Kan u dienen: neutrofielen: kenmerken, morfologie, functies, typen

Tegelijkertijd kunnen bordransfusies, arseentrioxide (ATO) en chemotherapie met anthracyclines worden opgenomen, hoewel de laatste cardiotoxisch is.

Om de ziekte te beheersen en te controleren of de behandeling van kracht wordt, moet laboratoriumanalyse, zoals beenmergbiopsie en volledige hematologie worden uitgevoerd.

Na remissie moet de patiënt een onderhoudsbehandeling van 1 jaar voortzetten om terugvallen te voorkomen.

Diagnose

In promielocytaire leukemie veranderen promielocyten hun morfologie. Ze worden gepresenteerd met een vervormde kern die onregelmatige randen kan hebben of abnormale lobulaties kunnen zijn. Ze presenteren overvloedige lichamen van Auer, die pathognomonisch is voor deze pathologie.

Er is ook een accentuering van de azurofiele korrels (hypergranulaire variant). Er is echter een variant die bestudeert met zeer fijne granulaties (microgranulair), bijna onmerkbaar voor optische microscoop.

Er zijn monoklonale antilichamen voor de APR-RARa-ontvanger die dient om de diagnose te stellen. Aan de andere kant geven deze cellen positieve kleuring voor CD33, CD13 en soms voor CD2. Hoewel het negatieve kleuring geeft voor CD7, CD11b, CD34 en CD14.

Chronische en acute myeloïde leukemie

Deze pathologie ziet meestal met slechts 10% van de aanwezigheid van explosie en promielocyten in perifeer bloeduitstrijkje. Het komt vaker voor bij volwassenen, maar kinderen kunnen ook worden getroffen.
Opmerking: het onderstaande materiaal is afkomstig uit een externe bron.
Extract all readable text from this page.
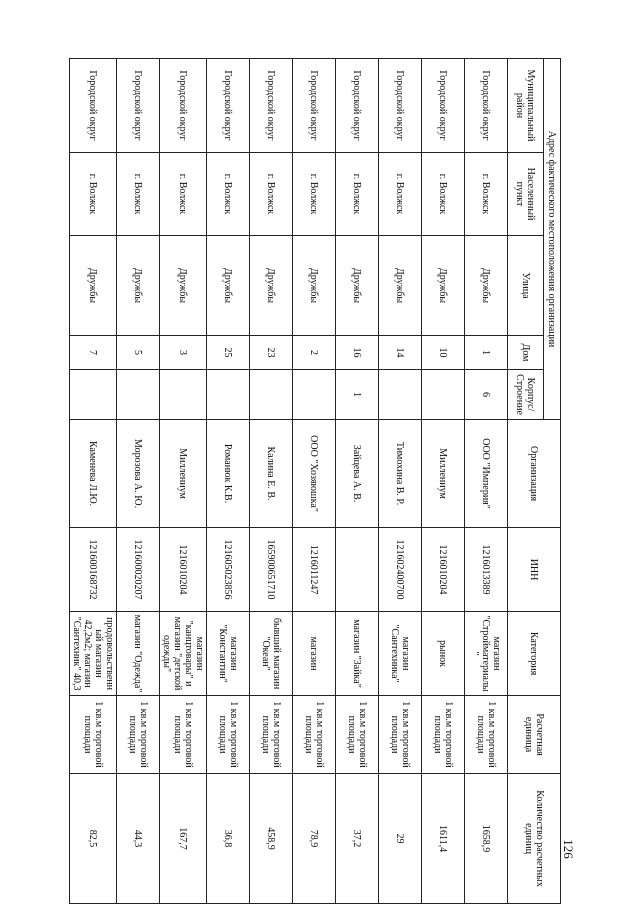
126
Адрес фактического местоположения организации					Организация	ИНН	Категория	Расчетная единица	Количество расчетных единиц
Муниципальный район	Населенный пункт	Улица	Дом	Корпус/ Строение					
Городской округ	г. Волжск	Дружбы	1	6	ООО "Империя"	1216013389	магазин "Стройматериалы"	1 кв.м торговой площади	1658,9
Городской округ	г. Волжск	Дружбы	10		Миллениум	1216010204	рынок	1 кв.м торговой площади	1611,4
Городской округ	г. Волжск	Дружбы	14		Тимохина В. Р.	121602400700	магазин "Сантехника"	1 кв.м торговой площади	29
Городской округ	г. Волжск	Дружбы	16	1	Зайцева А. В.		магазин "Зайка"	1 кв.м торговой площади	37,2
Городской округ	г. Волжск	Дружбы	2		ООО "Хозяюшка"	1216011247	магазин	1 кв.м торговой площади	78,9
Городской округ	г. Волжск	Дружбы	23		Калина Е. В.	165900651710	бывший магазин "Океан"	1 кв.м торговой площади	458,9
Городской округ	г. Волжск	Дружбы	25		Романюк К.В.	121605023856	магазин "Константин"	1 кв.м торговой площади	36,8
Городской округ	г. Волжск	Дружбы	3		Миллениум	1216010204	магазин "канцтовары" и магазин "детской одежды"	1 кв.м торговой площади	167,7
Городской округ	г. Волжск	Дружбы	5		Морозова А. Ю.	121600020207	магазин "Одежда"	1 кв.м торговой площади	44,3
Городской округ	г. Волжск	Дружбы	7		Каменева Л.Ю.	121600168732	продовольственный магазин 42,2м2; магазин "Сантехник" 40,3	1 кв.м торговой площади	82,5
Deze ziekte vordert langzaam, maar het kan plotseling acuut zijn als het acuut wordt, verhoogt het percentage onrijpe cellen. Acute leukemie is agressiever en daarom moeilijker te behandelen.

Referenties

  1. Despoulos, a., & Silbernagl, s. (2003). Atlas of Physiology Color (5e ed.)). New York: Thieme.
  2. Di fiore, m. (1976). Normale histologie -atlas (2e ed.)). Buenos Aires, Argentinië: de redactie Athenaeum.
  3. Doubek, r. W. (1950). High-yield histologie (2e ed.)). Philadelphia, Pennsylvania: Lippinott Williams & Wilkins.
  4. Gartner, l., & Hiatt, J. (2002). Histologie Atlas Tekst (2e ed.)). Mexico D.F.: McGraw-Hill Inter-Amerikaanse editors.
  5. Johnson, K. (1991). Histologie en celbiologie (2e ed.)). Baltimore, Marylnand: The National Medical Series for Independent Study.
  6. Kuehnel, W. (2003). Atlas van cytologie, histologie en microscopische anatomie (4e ed.)). New York: Thieme.
  7. Ross, m., & Pawlina, W. (2006). Histologie. Een tekst en atlas met gecorreleerde cel- en moleculaire biologie (5e ed.)). Lippinott Williams & Wilkins.